What Are the Types of Life Insurance?

Life insurance is what financially insures a policyholder’s beneficiaries after the former passes away. But there’s more to this type of insurance than you think. There are many forms of this insurance, and each one functions differently to meet the specific needs of the policyholder. In this article, we’ll be covering all the life insurance policies you can get, how they work, and what makes them different.

Cash Surrender Value

Before we get into what policies there are, we need to go over something known as cash surrender value. Cash surrender value is what’s ultimately leftover after you go through the entire process of surrendering your policy. The amount you can receive is calculated by assessing how much you’ve paid on the policy, which are the premiums.

Then, the insurance company subtracts that amount from any fees and additional charges. Bear in mind, however, not every policy has this kind of value. You would only really cancel your policy if you no longer needed it or you’re looking to cut down on your retirement expenses. Canceling your policy doesn’t always mean you can’t profit from the excursion. You can click this site here for more information and calculate how much your policy is worth.
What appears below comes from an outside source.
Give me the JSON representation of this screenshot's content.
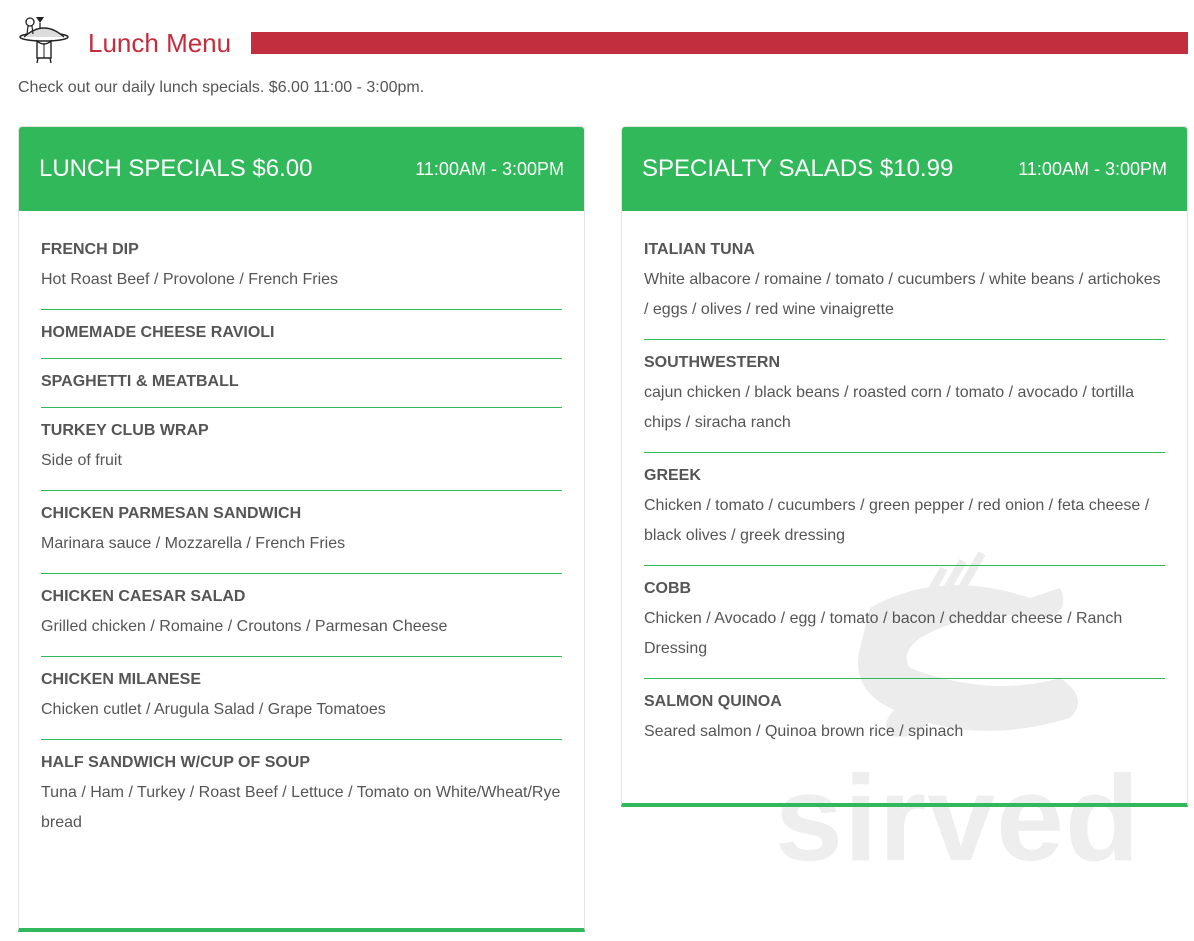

The Types of Life Insurance

Now that you know there’s always a way for you to maximize your profits, it’s time to go into what types of life insurance you can obtain. As we mentioned before, each insurance works differently, so they can cater to a person’s specific needs. Determining which life insurance policy suits you best is dependent on the details of your life and ultimately what your beneficiaries will need from your policy so taking the time to understand all the options is ideal.

1. Whole or Permanent

Source: investopedia.com

A whole, or permanent, life policy is the most commonly purchased as it’s what lasts until you pass away. As you pay the premiums throughout time, the overall value increases, which means the payout will be bigger. The best way to see a larger payout is to buy the policy at an early age and keep it active for years. You can consider this to be a buy it and forget it type of insurance. Moreover, what you pay in premiums will remain the same during the entire lifespan of the policy.

2. Term

Source: tdinsurance.com

Term life insurance is a policy that has a set amount of time attached to it. It’s basically the opposite of a permanent plan. Rather than build a cash value over time, you’re instead given a set amount of funds and a time limit. Term policies typically last at least five years and can be expanded for as much as 30 years. Many people get this policy in preparation for a potential situation.
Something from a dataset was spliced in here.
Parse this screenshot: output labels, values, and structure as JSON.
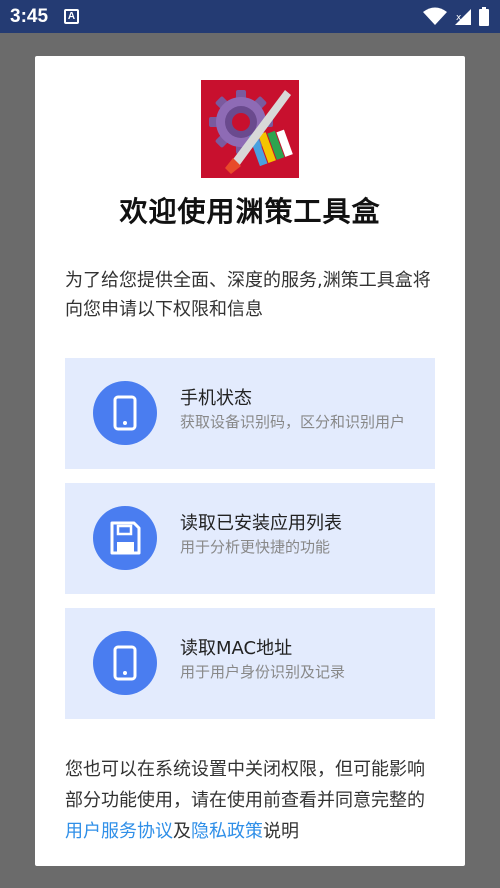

For instance, if you end up getting seriously ill, but currently don’t have life insurance, you can buy this policy rather quickly and put any dependents on it as beneficiaries. You never know what could possibly happen in the future. Whether it’s coming down with an illness or dealing with an unexpected life change, a term policy can help you out when you need it.

In contrast to a permanent policy, term life insurance is a more affordable option. However, there’s a potential downside. The cash value reduces as the years go by, and if you somehow pass away after the policy’s deadline, your beneficiaries won’t receive anything. Something we should bring up before continuing on is choosing to sell your insurance. In some instances, some people may opt to sell their life insurance back to the company to receive a payout. If you sell a term policy, it’s more likely to receive a bigger payout if it’s able to be converted to a permanent or a universal insurance policy.

3. Universal

Source: investopedia.com

There are two variations of universal coverage; guaranteed and indexed. Guaranteed universal works similarly to whole coverage where your beneficiaries are guaranteed a death benefit and you don’t have to worry about fluctuating premiums. But there is almost no cash value attached and you must pay every payment on-time. Diligence is key here because missing just one payment could mean that you’re surrendering the policy.

Indexed is a completely different policy altogether. For starters, the value of the coverage is determined by the value of a stock market. What you can get is randomized, in a manner of speaking. If the stock market does well, then you could potentially see a massive payout. You also might be able to have flexibility in terms of premium payments and the death benefit.

But what you can gain will be determined based on the cap you’re given. Indexed policies give their holders a specific limit. To give you an example, let’s say you had a 30% increase within the index, and your cap is 10 to 15%. You would only receive 10 or 15% regardless of the increase. Should the rate go down, you won’t have to worry about losing any cash value. It’s just that you won’t see an ROI. Granted, there are some companies that give their clients some leeway by offering a guaranteed interest rate should the rate decrease or crash entirely.

4. Variable

Source: qardus.com

Similar to universal policies, variable life insurance comes in two variations: variable life and variable universal. Both are linked to investments, like mutual funds or bonds. When it comes to variable life, the premiums you have to pay are fixed and you’re guaranteed a death benefit no matter what occurs. Variable universal coverage is a lot more flexible, but you’re not ensured a death benefit.

The thing with these policies is that they can yield huge profits if you know what you’re doing with the investments. In fact, you can even borrow against it, if you need to. But it’s also similar to indexed universal policies where you must be constantly managing it. You’ll also have to factor in the company taking out fees and any other additional charges before anything is put towards the cash value.